Why you should catch up with Trying on Apple TV+
Review Overview
Cast
8Laughs
6Feels
7Rating
Ivan Radford | On 19, May 2024
Season 4 premieres on 23rd May 2024. This review was published in May 2020 and is based on Season 1.
Apple TV+ makes its first foray onto British soil this weekend with Trying, a comedy about a couple trying to have a baby – or, more accurately, failing to have a baby. The show’s title hangs in the air, almost as a taunt, as what begins as a story of two adults attempting to conceive grows into a story of two adults attempting to move on from that idea. Instead, they begin the process of applying for adoption – a whole new emotional rollercoaster that’s no simpler or easier.
Rafe Spall and Esther Smith star as Jason and Nikki, an English-as-a-foreign-language teacher and a car hire company employee respectively. Neither of them are hugely smart, neither of them are very well off, and neither of them have much experience with kids. But they are, fortunately, very likeable nonetheless, and a large part of that is Spall and Smith’s natural chemistry. They make each other laugh in a way that feels like the characters want to make each other laugh, and pick up on each other’s faults in a way that feels like they know them only too well. A show about a couple lives and dies on its central pairing and Trying gets that crucial step absolutely right.
The main challenge the show faces, though, is that a lot of other, similar shows have also got that pairing right before, from Channel 4’s masterful Catastrophe to Sky’s Breeders. Trying lacks the sarcastic honesty and dark edginess of both, and often goes for stretches without many belly laughs, but it has a sweetness that keeps you charmed enough to tune in; for better and for worse, Jason and Nikki are nice to spend time with, as they find themselves out of water at a picnic for potential adopters and barely struggle through trying to babysit someone else’s children. (A trip to the London Dungeons will resonate with any adult who has attempted that as a day out.)
Some of the supporting ensemble feel more caricatured than the central nuanced partnership – although Darren Boyd as the boyfriend of Nikki’s sister is hilariously loathsome – but writer Andy Wolton still mines unexpected emotion from the briefest of encounters with secondary players.
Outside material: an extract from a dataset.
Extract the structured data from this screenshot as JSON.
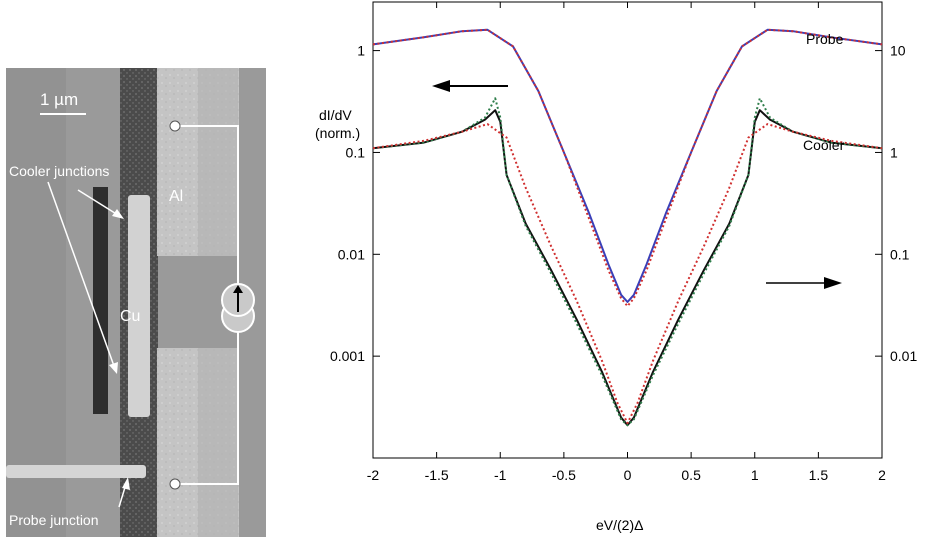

Cush Jumbo, in particular, as Jacob’s ex, Jane, is responsible for some wonderful moments of heartbreaking clarity, while Imelda Staunton is having a ball as the pair’s social worker.
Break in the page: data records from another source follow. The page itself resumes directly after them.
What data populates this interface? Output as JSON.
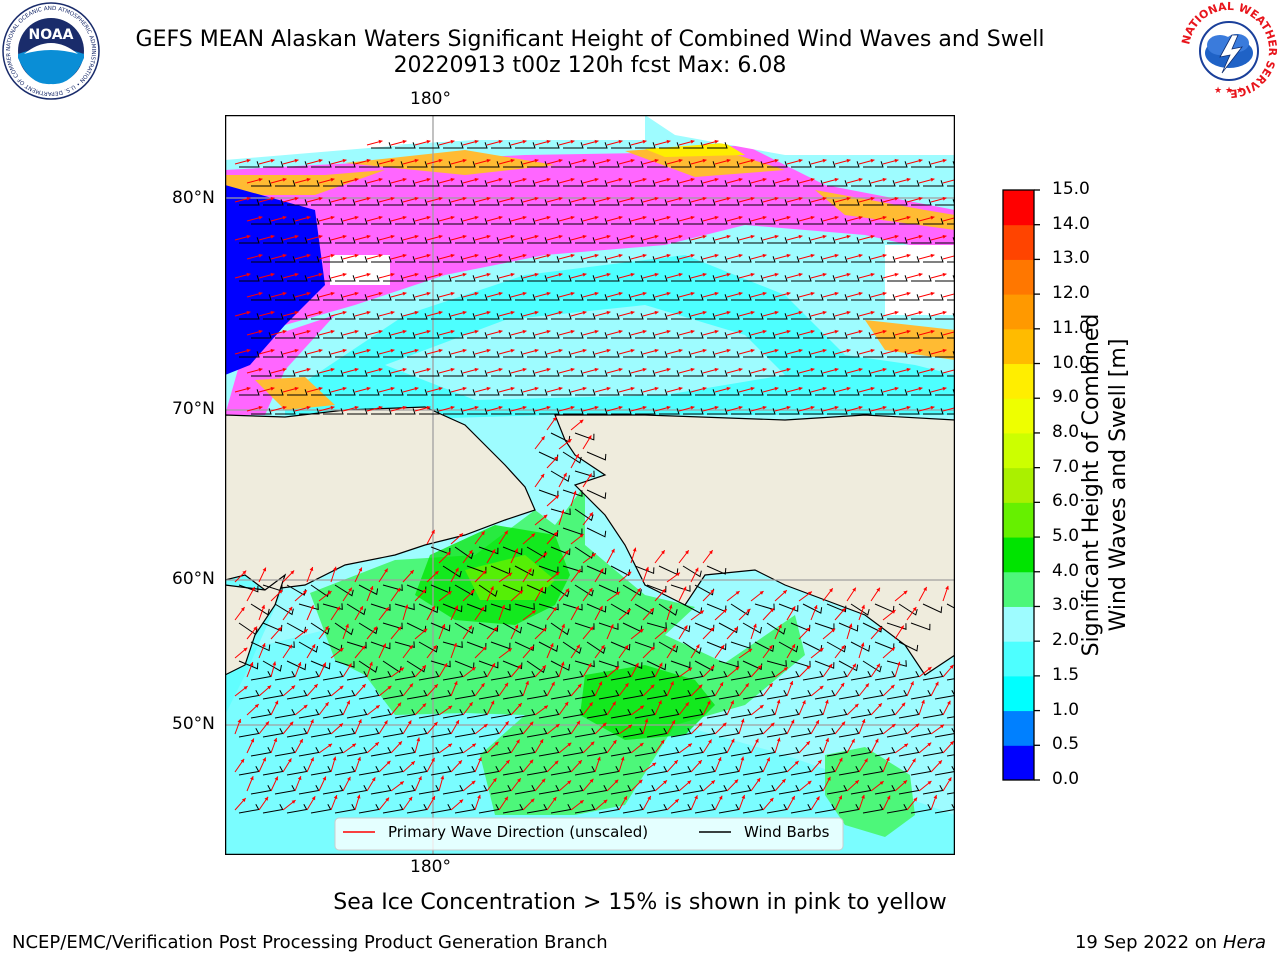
{
  "header": {
    "title_line1": "GEFS MEAN Alaskan Waters Significant Height of Combined Wind Waves and Swell",
    "title_line2": "20220913 t00z 120h fcst   Max: 6.08",
    "noaa_logo_text": "NOAA",
    "noaa_ring_text": "NATIONAL OCEANIC AND ATMOSPHERIC ADMINISTRATION • U.S. DEPARTMENT OF COMMERCE",
    "nws_ring_text": "NATIONAL WEATHER SERVICE"
  },
  "map": {
    "lon_label_top": "180°",
    "lon_label_bottom": "180°",
    "lat_labels": [
      "80°N",
      "70°N",
      "60°N",
      "50°N"
    ],
    "colors": {
      "ocean_low": "#9efcff",
      "ocean_mid": "#4dffff",
      "wave_3": "#4df77a",
      "wave_4": "#00e400",
      "wave_5": "#66f000",
      "ice_pink": "#ff66ff",
      "ice_orange": "#ffbb33",
      "ice_yellow": "#ffee00",
      "ice_blue": "#0000ff",
      "land": "#efecdd",
      "wave_arrow": "#ff0000",
      "wind_barb": "#000000"
    },
    "legend": {
      "wave_label": "Primary Wave Direction (unscaled)",
      "barb_label": "Wind Barbs"
    }
  },
  "colorbar": {
    "title": "Significant Height of Combined\nWind Waves and Swell [m]",
    "title_line1": "Significant Height of Combined",
    "title_line2": "Wind Waves and Swell [m]",
    "ticks": [
      "0.0",
      "0.5",
      "1.0",
      "1.5",
      "2.0",
      "3.0",
      "4.0",
      "5.0",
      "6.0",
      "7.0",
      "8.0",
      "9.0",
      "10.0",
      "11.0",
      "12.0",
      "13.0",
      "14.0",
      "15.0"
    ],
    "colors": [
      "#0000ff",
      "#0080ff",
      "#00ffff",
      "#4dffff",
      "#9efcff",
      "#4df77a",
      "#00e400",
      "#66f000",
      "#aaf000",
      "#ccff00",
      "#eeff00",
      "#ffee00",
      "#ffbb00",
      "#ff9900",
      "#ff7700",
      "#ff4400",
      "#ff0000"
    ]
  },
  "footer": {
    "note": "Sea Ice Concentration > 15% is shown in pink to yellow",
    "org": "NCEP/EMC/Verification Post Processing Product Generation Branch",
    "date": "19 Sep 2022 on",
    "machine": "Hera"
  }
}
The result is a show that increasingly finds its identity and pace as it goes on, building to a surprisingly moving appointment with the adoption panel. It’s an episode that will bring you to tears with its heartfelt honesty, and leaves you looking forward to a hopeful second season for the show to really grow into its own. At its heart, it’s a series about two people who mean well – they’re trying. And that’s what matters.